Risk managers had be “more rigorous in their selection of solutions to the risks their employers faced and adjust to the changes” – APOGERIS president reviews how successful Portuguese firms resisted the recession

Portugal

The economic news from Portugal has made grim reading in recent years. But we could now be seeing signs that the country is starting to turn the corner – and risk managers are playing a key role in this recovery.

The second quarter European GDP growth figures for Portugal came in at +0.4%.

Not bad for Europe in 2015, especially when you consider that the country is still battling to recover from 2008 crash while simultaneously complying with tough austerity drive – and considerably better than France, which registered 0%.

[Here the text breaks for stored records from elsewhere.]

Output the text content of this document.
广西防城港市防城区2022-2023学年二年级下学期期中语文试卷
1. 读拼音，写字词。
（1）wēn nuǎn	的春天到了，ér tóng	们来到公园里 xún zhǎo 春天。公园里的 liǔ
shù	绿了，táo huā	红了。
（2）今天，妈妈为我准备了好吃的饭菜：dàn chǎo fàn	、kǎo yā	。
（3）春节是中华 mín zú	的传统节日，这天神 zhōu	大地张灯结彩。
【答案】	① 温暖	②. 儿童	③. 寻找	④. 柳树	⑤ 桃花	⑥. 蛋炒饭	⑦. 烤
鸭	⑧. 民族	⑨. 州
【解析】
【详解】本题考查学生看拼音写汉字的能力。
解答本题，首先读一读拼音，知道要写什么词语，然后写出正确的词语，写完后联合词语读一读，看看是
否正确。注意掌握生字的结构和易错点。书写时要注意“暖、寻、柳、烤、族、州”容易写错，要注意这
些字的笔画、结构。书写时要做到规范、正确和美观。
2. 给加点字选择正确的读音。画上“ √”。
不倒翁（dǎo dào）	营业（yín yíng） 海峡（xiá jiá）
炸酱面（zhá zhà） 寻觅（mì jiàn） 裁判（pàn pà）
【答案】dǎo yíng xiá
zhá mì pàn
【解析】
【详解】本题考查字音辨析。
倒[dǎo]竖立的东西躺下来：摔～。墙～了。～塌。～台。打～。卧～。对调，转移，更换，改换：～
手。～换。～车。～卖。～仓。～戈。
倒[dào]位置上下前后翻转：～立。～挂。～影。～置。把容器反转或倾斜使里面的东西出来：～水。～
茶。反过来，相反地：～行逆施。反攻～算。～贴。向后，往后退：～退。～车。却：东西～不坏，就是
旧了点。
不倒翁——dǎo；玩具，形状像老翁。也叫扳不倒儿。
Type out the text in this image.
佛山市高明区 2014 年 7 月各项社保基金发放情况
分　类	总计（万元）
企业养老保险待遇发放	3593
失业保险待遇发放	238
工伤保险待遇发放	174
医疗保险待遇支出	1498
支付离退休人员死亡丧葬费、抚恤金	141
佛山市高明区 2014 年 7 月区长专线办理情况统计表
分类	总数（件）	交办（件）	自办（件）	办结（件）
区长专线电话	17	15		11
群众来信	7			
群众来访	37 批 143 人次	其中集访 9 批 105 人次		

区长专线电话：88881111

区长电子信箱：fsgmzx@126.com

Unemployment is also down, there is an ongoing improvement in export ratios. Portugal also officially exited its European bailout last year.

But nothing is guaranteed in an uncertain world. “There are some positive signs but the challenges are still enormous,” says Jose Manuel Fonseca, president of the Portuguese risk management association, the Associação Portuguesa de Gestão de Riscos e Seguros (APOGERIS).

“Especially when it comes to improving productivity and competitiveness and continuing the process of reducing debt.

“The drivers for growth should be foreign trade. But the concern for us is that these drivers are not that robust when you take into consideration the latest financial turmoil in markets across the world.”

Portugal is especially vulnerable to instability abroad as many firms have responded to the domestic recession by looking for growth overseas. For example, the Portuguese footwear industry, which exports 95% of its output, saw foreign sales up 40% 2010-2014.

However, even getting this far has required great effort. “Risk Managers had to adapt fast,” says Fonseca. “[They had to] be more rigorous in their selection of solutions to the risks their employers faced and adjust to the changes that they were suffering.”

Many of the country’s problems came down to the fact that Portuguese companies were strongly leveraged pre-2008 and finding a way to deal with this unsustainable debt required risk managers to take a positive attitude to change.

“With the financial crisis we saw a lot of restructuring and changes in control, from equity funds and foreign investors,” says Fonseca. “This created a new, solid financial base to build on. Portugal is also benefiting from a cheap euro and low oil prices.

“However, growth in Europe and in Spain will be critical to sustain our exports success.

“We also have very high and multiple and complex taxes, both direct and indirect, which affect both employees and our attractiveness to investors.”

But having proved its worth through the difficult years, Fonseca feels positive about the future of risk management in his country – with some caveats.

“Although I feel that it is now no longer regarded as a new thing or strange philosophy,” he says. “Still the degree that the companies have gone into risk management or how deep the practice of risk management is integrated into their corporate culture has not evolved as fast as it should.”

Just as with the broader economy, he says: “There are still some hurdles to overcome.”